France:Marine Le Pen condamnée en appel
Par:L'Aigle du Texas
La cour d’appel de Paris a confirmé la culpabilité de Marine Le Pen dans l’affaire des assistants parlementaires du Rassemblement national. Reconnue coupable de détournements de fonds publics et de complicité, la dirigeante du RN a été condamnée à trois ans de prison, dont deux avec sursis et un an ferme sous surveillance électronique, ainsi qu’à 100 000 euros d’amende. Sa peine d’inéli-gibilité, fixée à quarante-cinq mois dont trente avec sursis, est considérée comme déjà purgée en grande partie, ce qui lui permet juridiquement de pouvoir se présenter à l’élection présidentielle de 2027.
Photo: TV5 Monde Info
La cour a estimé que les détournements de fonds relevaient d’un système organisé au bénéfice du Front national, devenu Rassemblement national, au détriment du Parlement européen. Les magistrats ont rejeté les arguments de la défense et considéré que Marine Le Pen occupait un rôle central dans ce dispositif, justifiant une responsabilité plus importante que celle des autres prévenus.

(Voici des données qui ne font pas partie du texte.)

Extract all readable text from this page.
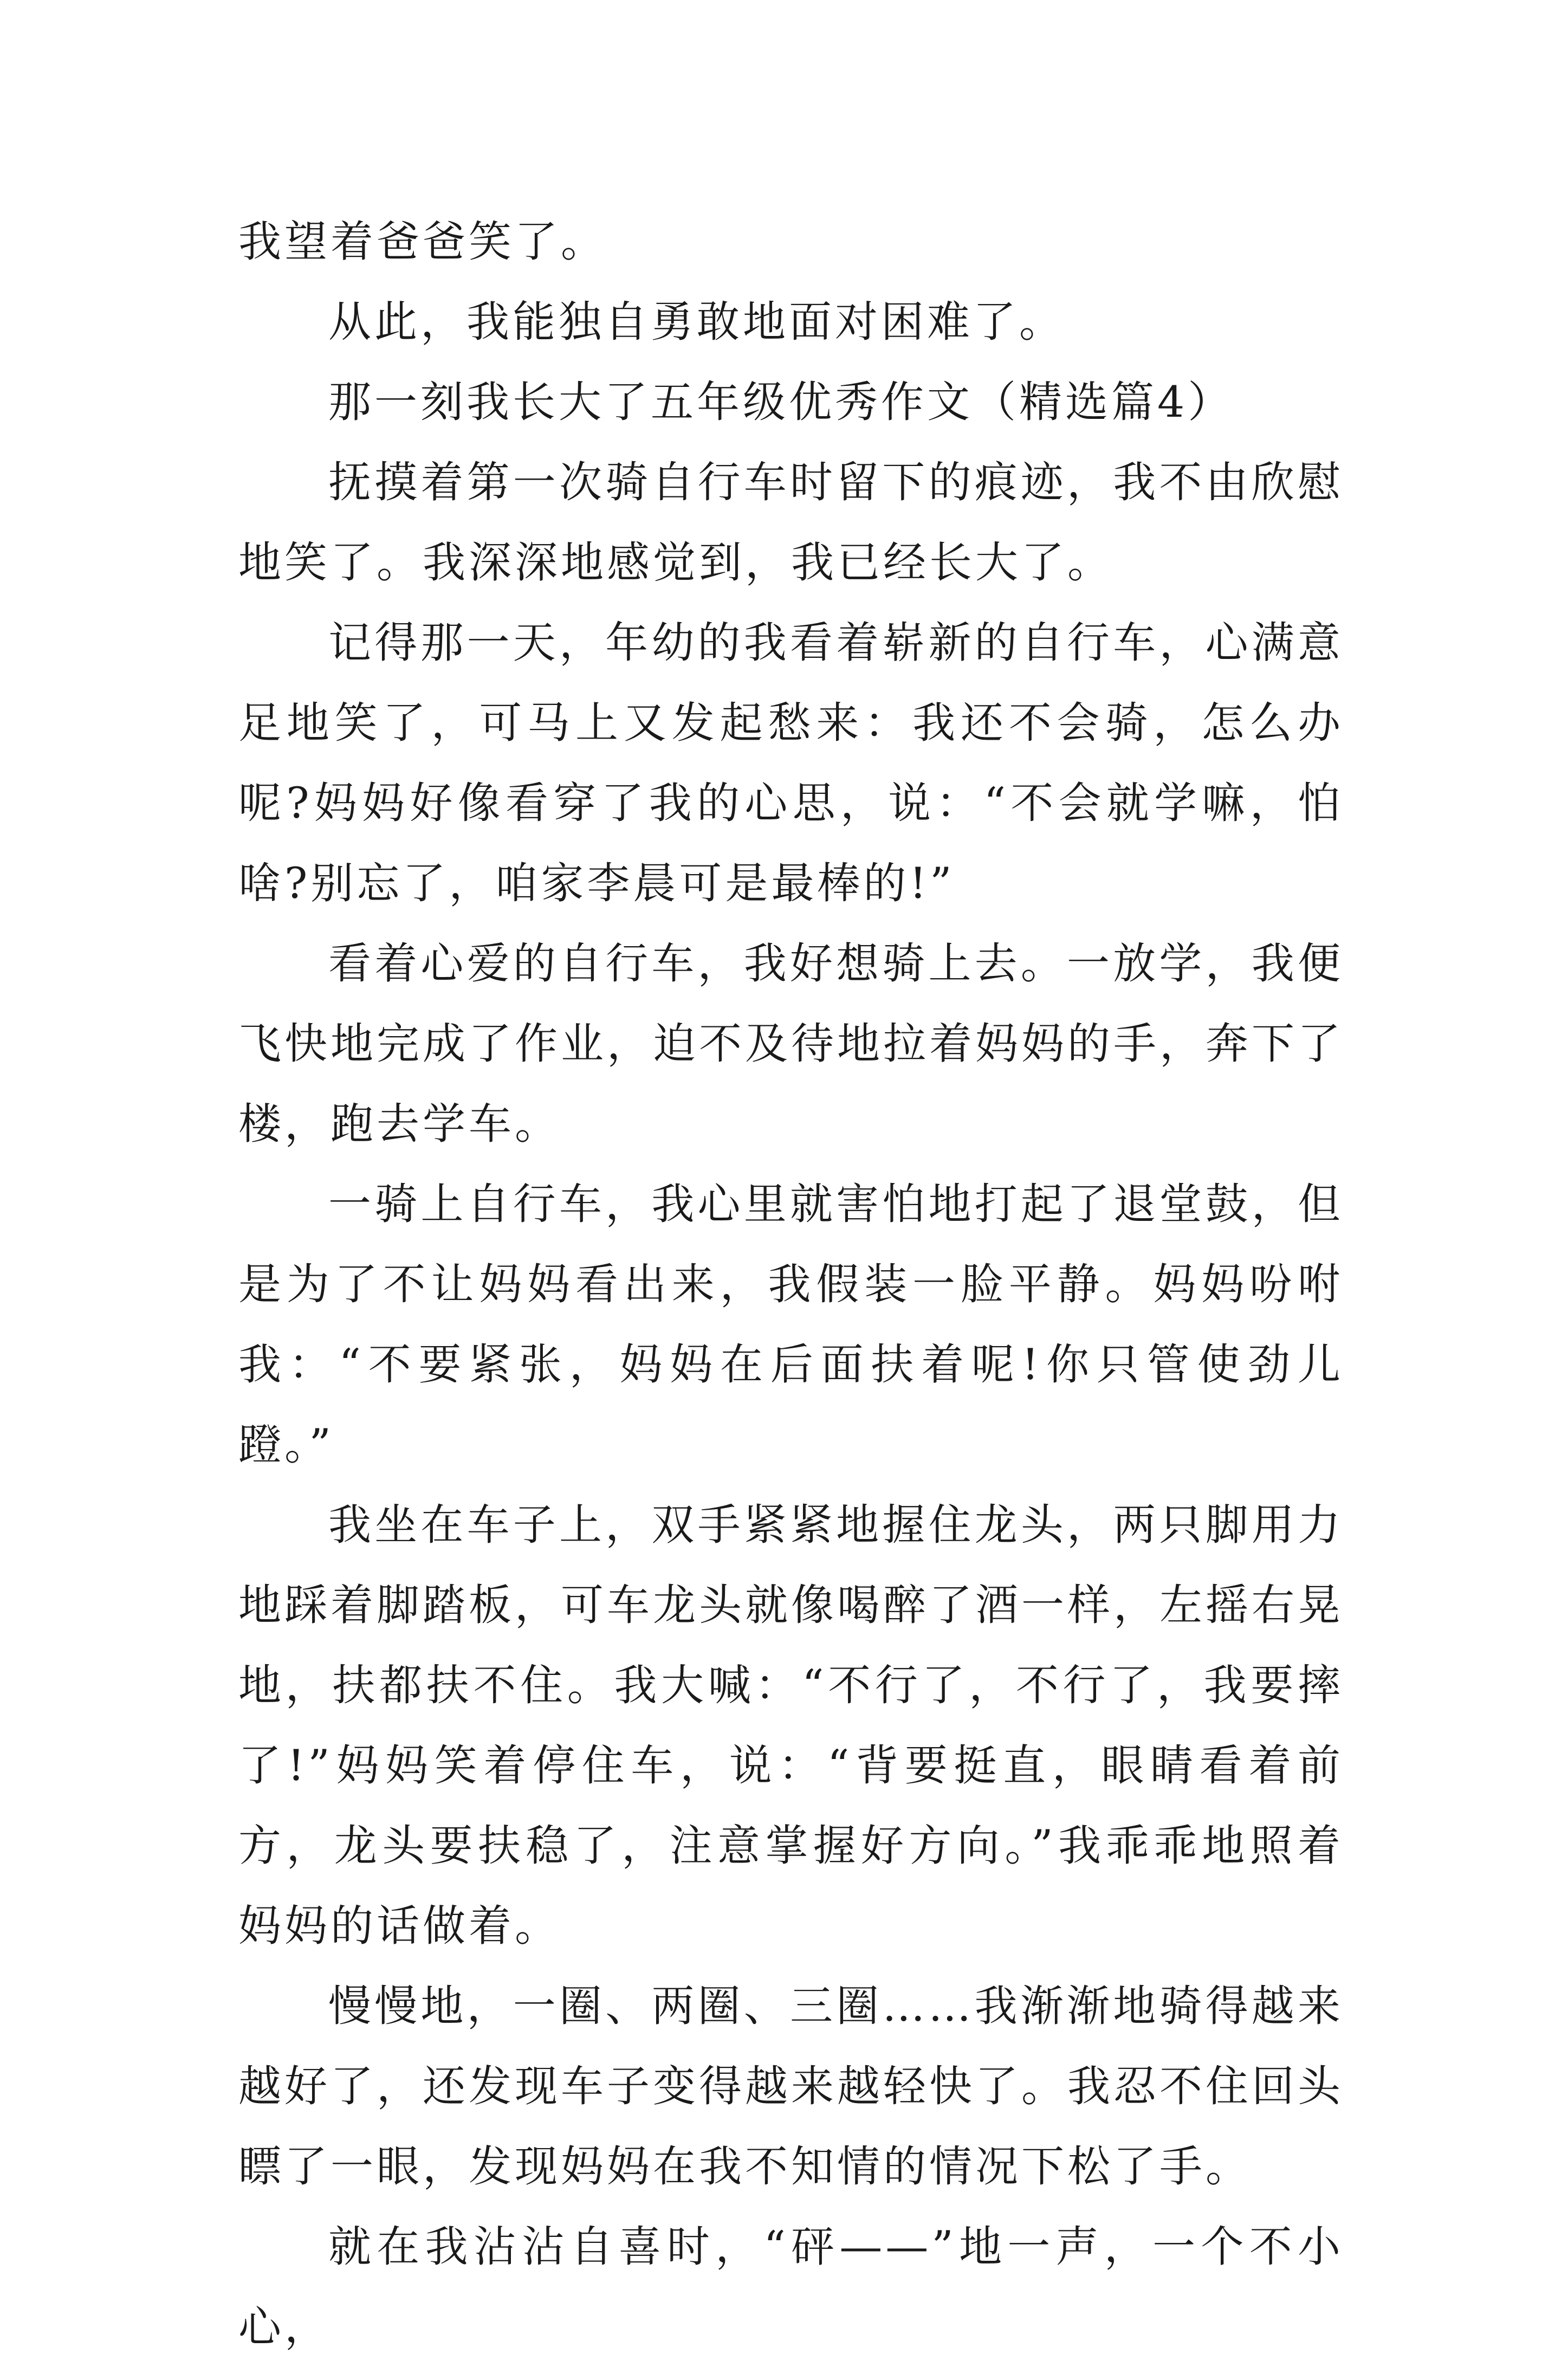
我望着爸爸笑了。

从此，我能独自勇敢地面对困难了。

那一刻我长大了五年级优秀作文（精选篇4）

抚摸着第一次骑自行车时留下的痕迹，我不由欣慰地笑了。我深深地感觉到，我已经长大了。

记得那一天，年幼的我看着崭新的自行车，心满意足地笑了，可马上又发起愁来：我还不会骑，怎么办呢?妈妈好像看穿了我的心思，说：“不会就学嘛，怕啥?别忘了，咱家李晨可是最棒的!”

看着心爱的自行车，我好想骑上去。一放学，我便飞快地完成了作业，迫不及待地拉着妈妈的手，奔下了楼，跑去学车。

一骑上自行车，我心里就害怕地打起了退堂鼓，但是为了不让妈妈看出来，我假装一脸平静。妈妈吩咐我：“不要紧张，妈妈在后面扶着呢!你只管使劲儿蹬。”

我坐在车子上，双手紧紧地握住龙头，两只脚用力地踩着脚踏板，可车龙头就像喝醉了酒一样，左摇右晃地，扶都扶不住。我大喊：“不行了，不行了，我要摔了!”妈妈笑着停住车，说：“背要挺直，眼睛看着前方，龙头要扶稳了，注意掌握好方向。”我乖乖地照着妈妈的话做着。

慢慢地，一圈、两圈、三圈……我渐渐地骑得越来越好了，还发现车子变得越来越轻快了。我忍不住回头瞟了一眼，发现妈妈在我不知情的情况下松了手。

就在我沾沾自喜时，“砰——”地一声，一个不小心，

Plusieurs figures du RN ont également été reconnues coupables. Bruno Gollnisch, Louis Aliot, Nicolas Bay, Julien Odoul, Wallerand de Saint-Just, Catherine Griset, Guillaume L’Huillier, Timothée Houssin, Nicolas Crochet et Fernand Le Rachinel ont tous écopé de peines mêlant prison avec sursis, amendes et, pour certains, des peines d’inéligibilité. Le Rassemblement national, en tant que personne morale, a été condamné à une amende de deux millions d’euros, dont un million avec sursis, ainsi qu’à la confiscation d’un million d’euros déjà saisi.
Cette décision judiciaire a provoqué une forte mobilisation autour du palais de justice de Paris, où plusieurs centaines de journalistes et de nombreux responsables du RN étaient présents. Jordan Bardella, absent de l’audience, est resté au siège du parti afin de préparer la communication du mouvement après le verdict. Les réactions politiques ont rapidement afflué, plusieurs responsables de gauche rappelant que nul n’est au-dessus de la loi.
Si Marine Le Pen conserve la possibilité légale d’être candidate en 2027, sa condamnation à une année de prison sous bracelet électronique complique considérablement cette perspective. Elle avait elle-même indiqué qu’elle n’envisageait pas de mener une campagne présidentielle sous surveillance électronique. Cette décision relance ainsi les interrogations sur l’avenir politique du RN et sur le rôle que pourrait jouer Jordan Bardella lors de la prochaine élection présidentielle.